8 Gedanken zu „Atomenergie ist soooo günstig.
Verdammte Sch…, aber auch!

  1. Natürlich ist Atomstrom, auf der Rechnung, billig. Die Atomindustrie wird ja nicht umsonst so umfangreich subventioniert. Selbst ohne Störfall kostet der Rückbau eines Meilers ein Vermögen. Die zuständige Betreibergesellschaft ist im Regelfall dann aber insolvent. Gezahlt wird also nicht über die Stromrechnung sondern über das Steueraufkommen.

    Davon abgesehen ist Atomenergie so sicher, dass das Risiko eines Gaus nicht einmal versichert werden kann! Haften darf wie in Fukushima der Staat. Den die Schäden sind zu umfangreich um von den Betreibern bezahlt zu werden.

    1. Ey!

      Atomenergie ist billig! 😉

      Das ist wie mit dem GENDER PAY GAP – man muss es nur oft genug wiederholen… …dann plappert es irgendwer schon nach….

      Ach so? Ist schon so? Oh….. 😉

    1. Ohne genaue Zahlen hat Dein Kommentar leider keine große Aussagekraft, da „sehr teuer“ keine vergleichbare Größe darstellt.

      Außerdem gibt es noch Energien neben der „konventionellen Energie„. Es stellt sich zudem die Frage, wie weit könnten alternative Energien schon sein, wenn man sie zeitig genug gefördert hätte?

      Was ich an der ganzen Diskussion eigentlich völlig daneben finde:
      Hier wird mit Geld gerechnet und vergessen, was wir den nachfolgenden Generationen für eine Sauerei und Probleme hinterlassen. Kann man das überhaupt in Geld messen?

      Kann man das Leid, dass durch Tschernobyl und Fukushima entstanden ist, überhaupt in Geld messen?

      Allein aus humanistischen Gründen spricht recht viel gegen Atomenergie. Ja, ich weiß, ich labere wie ein Öko. 😀

      Wahrscheinlich bin ich auch einer… 😉

  2. @pelz

    „Außerdem gibt es noch Energien neben der “konventionellen Energie“. Es stellt sich zudem die Frage, wie weit könnten alternative Energien schon sein, wenn man sie zeitig genug gefördert hätte?“

    Sicher, und wie weit wäre die Kernfusion, wenn wir alles darauf gesetzt hätten?
    Die Grundlast wird meines Wissens nach mit konventioneller Energie (die ihre eigene Umweltpropematik hat) auch nicht geleistet werden können.
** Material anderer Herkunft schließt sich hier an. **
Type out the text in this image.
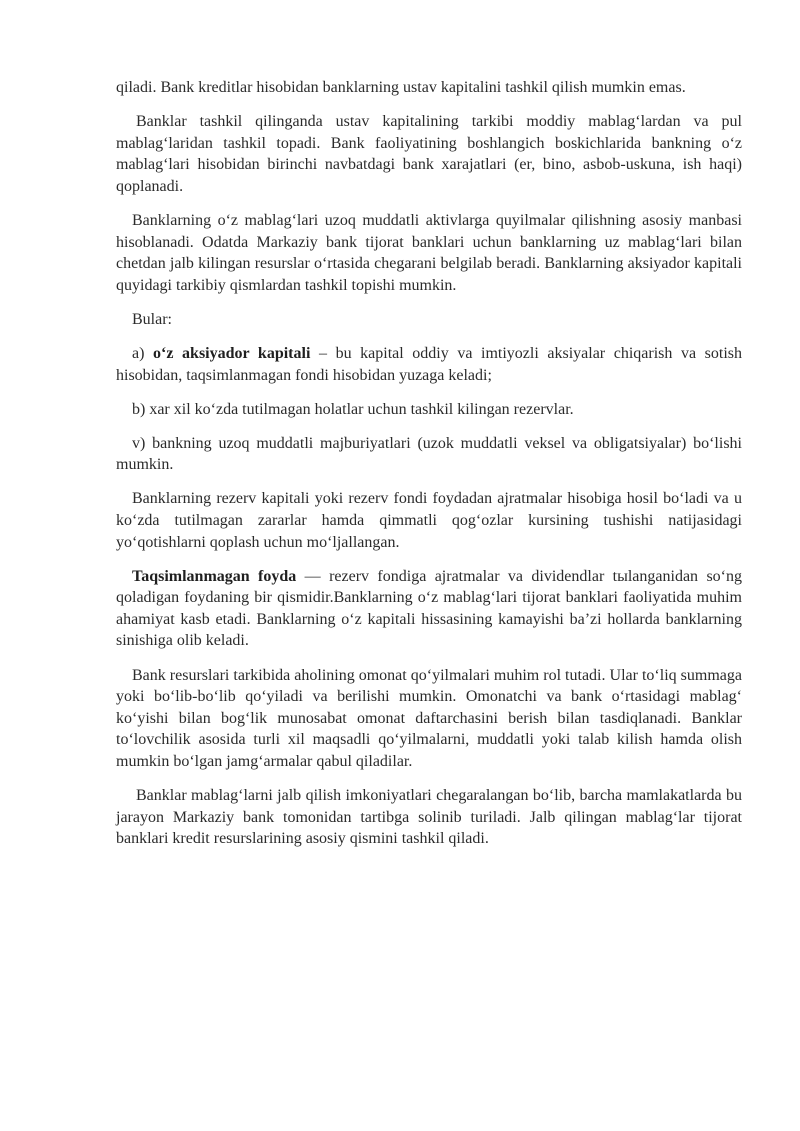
qiladi. Bank kreditlar hisobidan banklarning ustav kapitalini tashkil qilish mumkin emas.

Banklar tashkil qilinganda ustav kapitalining tarkibi moddiy mablag‘lardan va pul mablag‘laridan tashkil topadi. Bank faoliyatining boshlangich boskichlarida bankning o‘z mablag‘lari hisobidan birinchi navbatdagi bank xarajatlari (er, bino, asbob-uskuna, ish haqi) qoplanadi.

Banklarning o‘z mablag‘lari uzoq muddatli aktivlarga quyilmalar qilishning asosiy manbasi hisoblanadi. Odatda Markaziy bank tijorat banklari uchun banklarning uz mablag‘lari bilan chetdan jalb kilingan resurslar o‘rtasida chegarani belgilab beradi. Banklarning aksiyador kapitali quyidagi tarkibiy qismlardan tashkil topishi mumkin.

Bular:

a) o‘z aksiyador kapitali – bu kapital oddiy va imtiyozli aksiyalar chiqarish va sotish hisobidan, taqsimlanmagan fondi hisobidan yuzaga keladi;

b) xar xil ko‘zda tutilmagan holatlar uchun tashkil kilingan rezervlar.

v) bankning uzoq muddatli majburiyatlari (uzok muddatli veksel va obligatsiyalar) bo‘lishi mumkin.

Banklarning rezerv kapitali yoki rezerv fondi foydadan ajratmalar hisobiga hosil bo‘ladi va u ko‘zda tutilmagan zararlar hamda qimmatli qog‘ozlar kursining tushishi natijasidagi yo‘qotishlarni qoplash uchun mo‘ljallangan.

Taqsimlanmagan foyda — rezerv fondiga ajratmalar va dividendlar tыlanganidan so‘ng qoladigan foydaning bir qismidir.Banklarning o‘z mablag‘lari tijorat banklari faoliyatida muhim ahamiyat kasb etadi. Banklarning o‘z kapitali hissasining kamayishi ba’zi hollarda banklarning sinishiga olib keladi.

Bank resurslari tarkibida aholining omonat qo‘yilmalari muhim rol tutadi. Ular to‘liq summaga yoki bo‘lib-bo‘lib qo‘yiladi va berilishi mumkin. Omonatchi va bank o‘rtasidagi mablag‘ ko‘yishi bilan bog‘lik munosabat omonat daftarchasini berish bilan tasdiqlanadi. Banklar to‘lovchilik asosida turli xil maqsadli qo‘yilmalarni, muddatli yoki talab kilish hamda olish mumkin bo‘lgan jamg‘armalar qabul qiladilar.

Banklar mablag‘larni jalb qilish imkoniyatlari chegaralangan bo‘lib, barcha mamlakatlarda bu jarayon Markaziy bank tomonidan tartibga solinib turiladi. Jalb qilingan mablag‘lar tijorat banklari kredit resurslarining asosiy qismini tashkil qiladi.
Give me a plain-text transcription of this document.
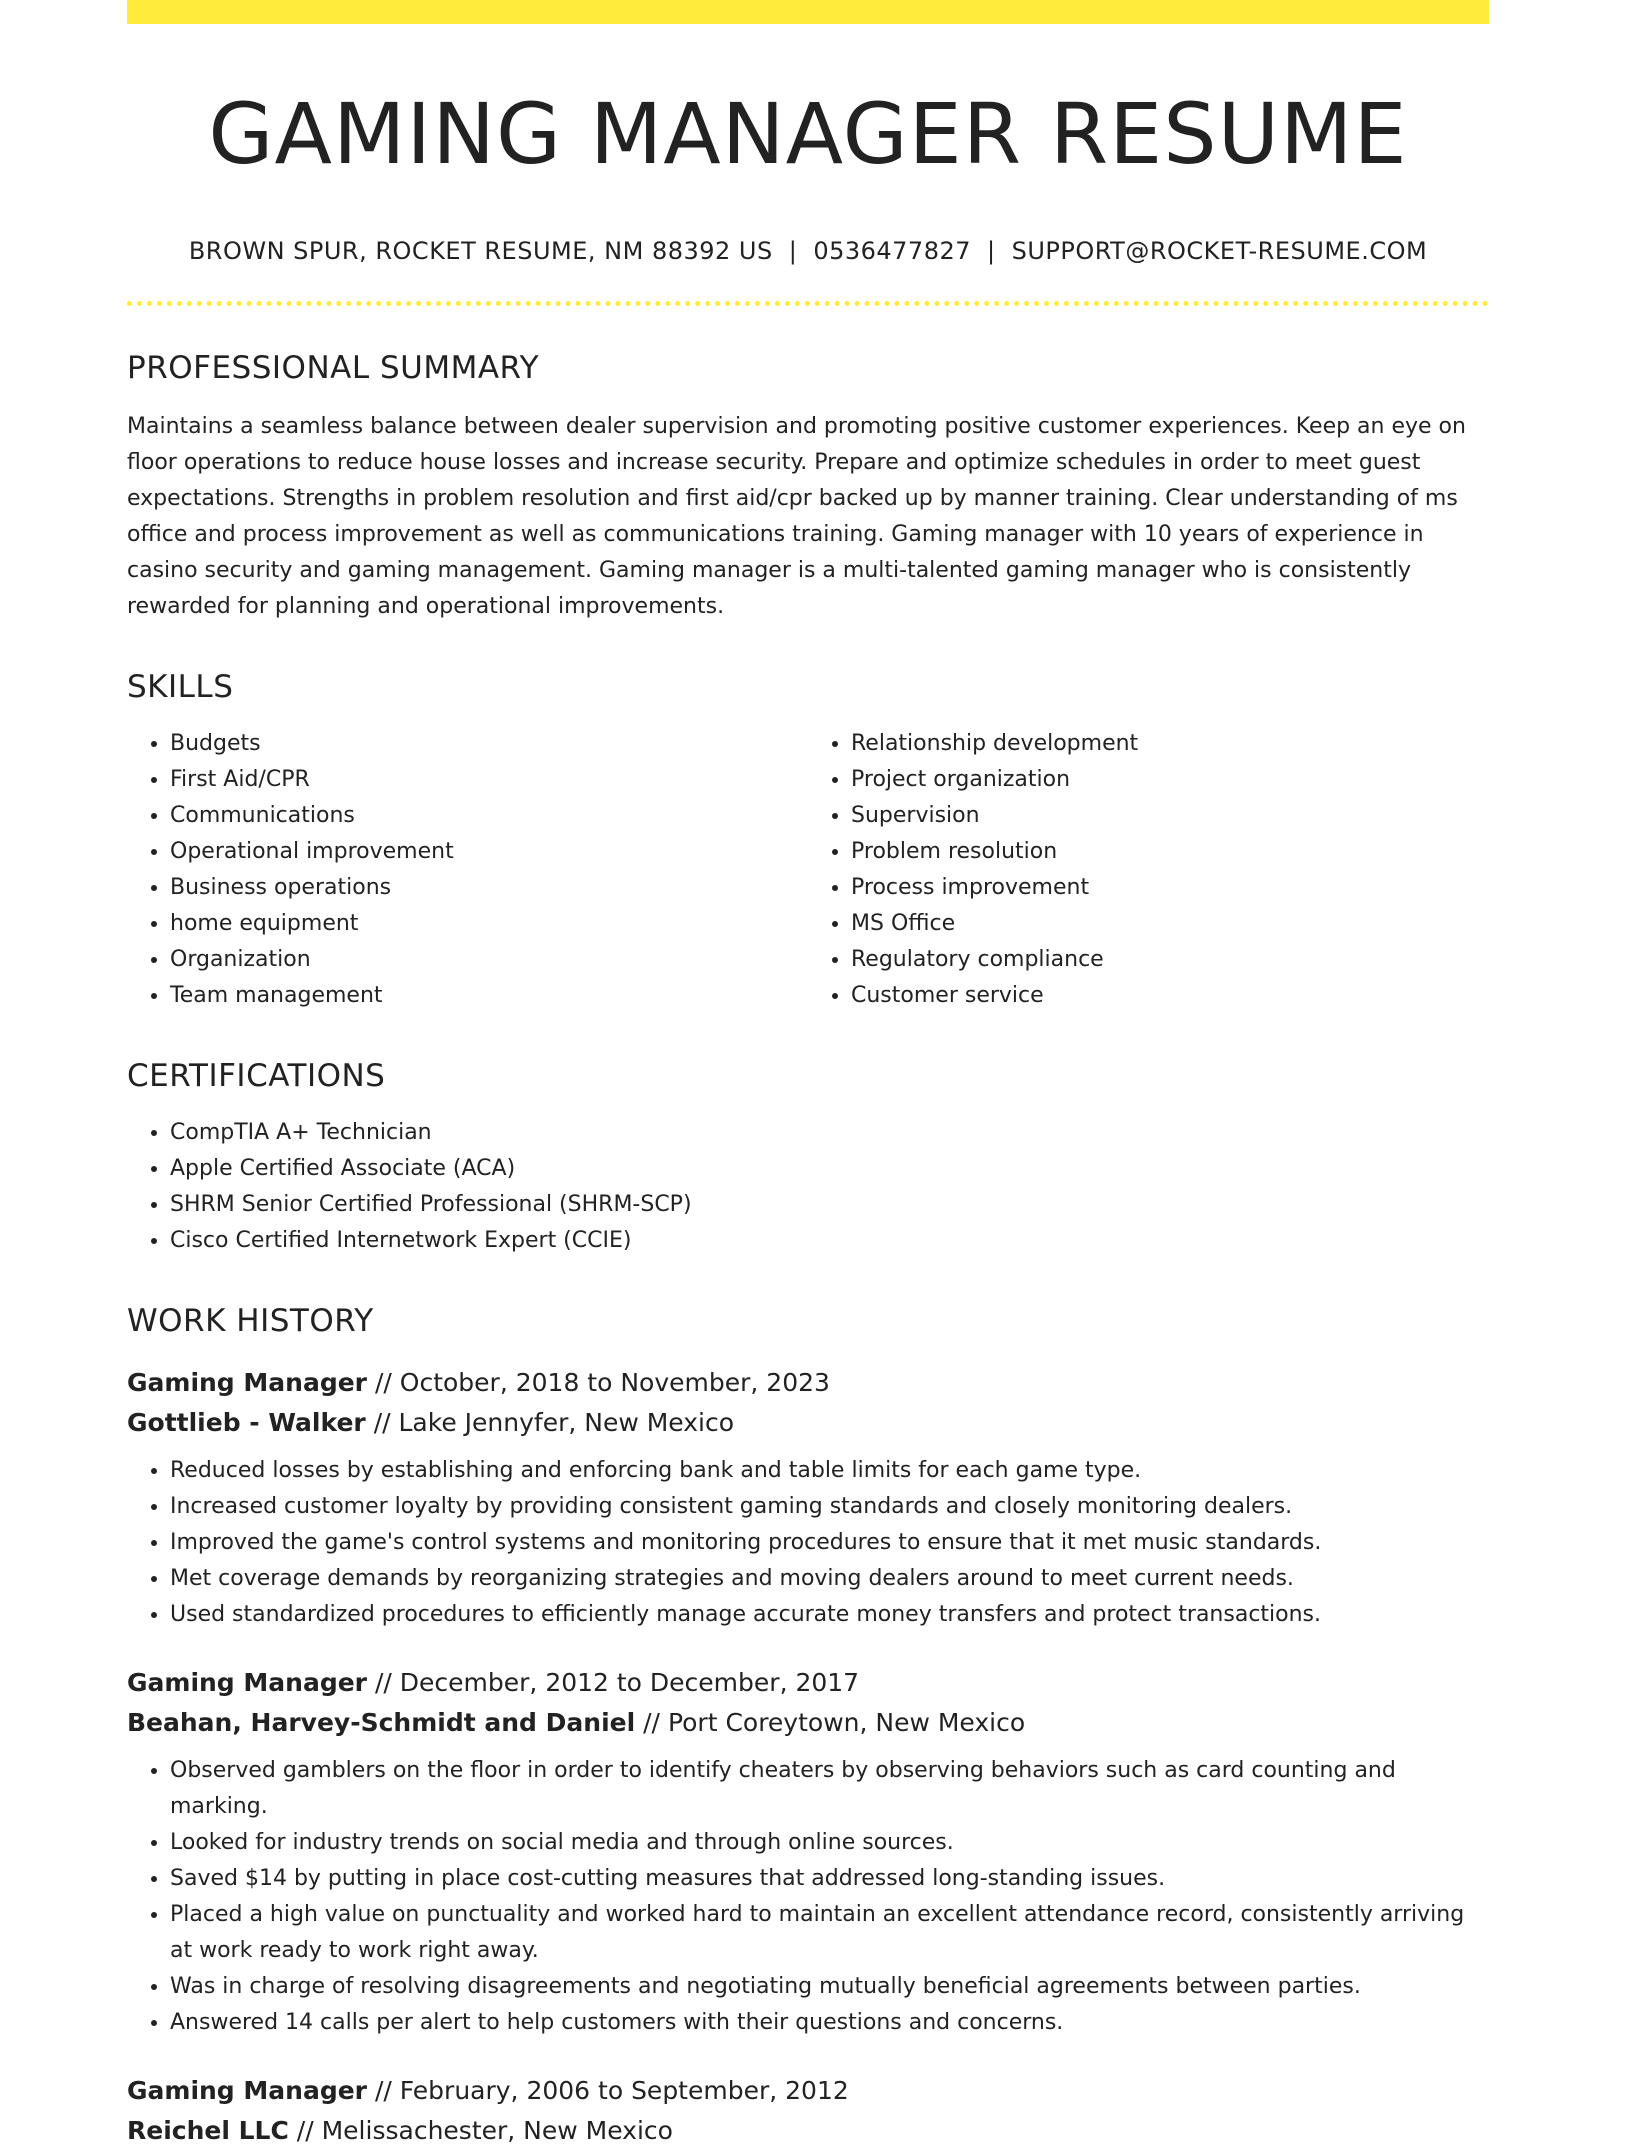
GAMING MANAGER RESUME
BROWN SPUR, ROCKET RESUME, NM 88392 US | 0536477827 | SUPPORT@ROCKET-RESUME.COM
PROFESSIONAL SUMMARY

Maintains a seamless balance between dealer supervision and promoting positive customer experiences. Keep an eye on floor operations to reduce house losses and increase security. Prepare and optimize schedules in order to meet guest expectations. Strengths in problem resolution and first aid/cpr backed up by manner training. Clear understanding of ms office and process improvement as well as communications training. Gaming manager with 10 years of experience in casino security and gaming management. Gaming manager is a multi-talented gaming manager who is consistently rewarded for planning and operational improvements.

SKILLS
• Budgets
• First Aid/CPR
• Communications
• Operational improvement
• Business operations
• home equipment
• Organization
• Team management
• Relationship development
• Project organization
• Supervision
• Problem resolution
• Process improvement
• MS Office
• Regulatory compliance
• Customer service
CERTIFICATIONS
• CompTIA A+ Technician
• Apple Certified Associate (ACA)
• SHRM Senior Certified Professional (SHRM-SCP)
• Cisco Certified Internetwork Expert (CCIE)
WORK HISTORY
Gaming Manager // October, 2018 to November, 2023
Gottlieb - Walker // Lake Jennyfer, New Mexico
• Reduced losses by establishing and enforcing bank and table limits for each game type.
• Increased customer loyalty by providing consistent gaming standards and closely monitoring dealers.
• Improved the game's control systems and monitoring procedures to ensure that it met music standards.
• Met coverage demands by reorganizing strategies and moving dealers around to meet current needs.
• Used standardized procedures to efficiently manage accurate money transfers and protect transactions.
Gaming Manager // December, 2012 to December, 2017
Beahan, Harvey-Schmidt and Daniel // Port Coreytown, New Mexico
• Observed gamblers on the floor in order to identify cheaters by observing behaviors such as card counting and marking.
• Looked for industry trends on social media and through online sources.
• Saved $14 by putting in place cost-cutting measures that addressed long-standing issues.
• Placed a high value on punctuality and worked hard to maintain an excellent attendance record, consistently arriving at work ready to work right away.
• Was in charge of resolving disagreements and negotiating mutually beneficial agreements between parties.
• Answered 14 calls per alert to help customers with their questions and concerns.
Gaming Manager // February, 2006 to September, 2012
Reichel LLC // Melissachester, New Mexico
    „Kann man das Leid, dass durch Tschernobyl und Fukushima entstanden ist, überhaupt in Geld messen?“

    Ich glaube das Leid durch Fukushima wird gar nicht so groß sein, aber wir werden sehen.

    Gegenfrage ist natürlich: Kann man das Leid, dass durch den Klimawandel entsteht, überhaupt in Geld messen?
    Einige Südseevölker und Länder wie Holland werden da wahrscheinlich nein sagen.

    „Hier wird mit Geld gerechnet und vergessen, was wir den nachfolgenden Generationen für eine Sauerei und Probleme hinterlassen“

    Das läßt sich bei CO2 natürlich genauso sagen. Zumal etwas Strahlung nichts ist gegen die damit verbundenen Umwandlungen.

    Es wird Zeit, dass wir die Kernfusion hinbekommen. Wird aber noch etwas dauern.

    1. Sorry, da fehlen mir gerade die Worte.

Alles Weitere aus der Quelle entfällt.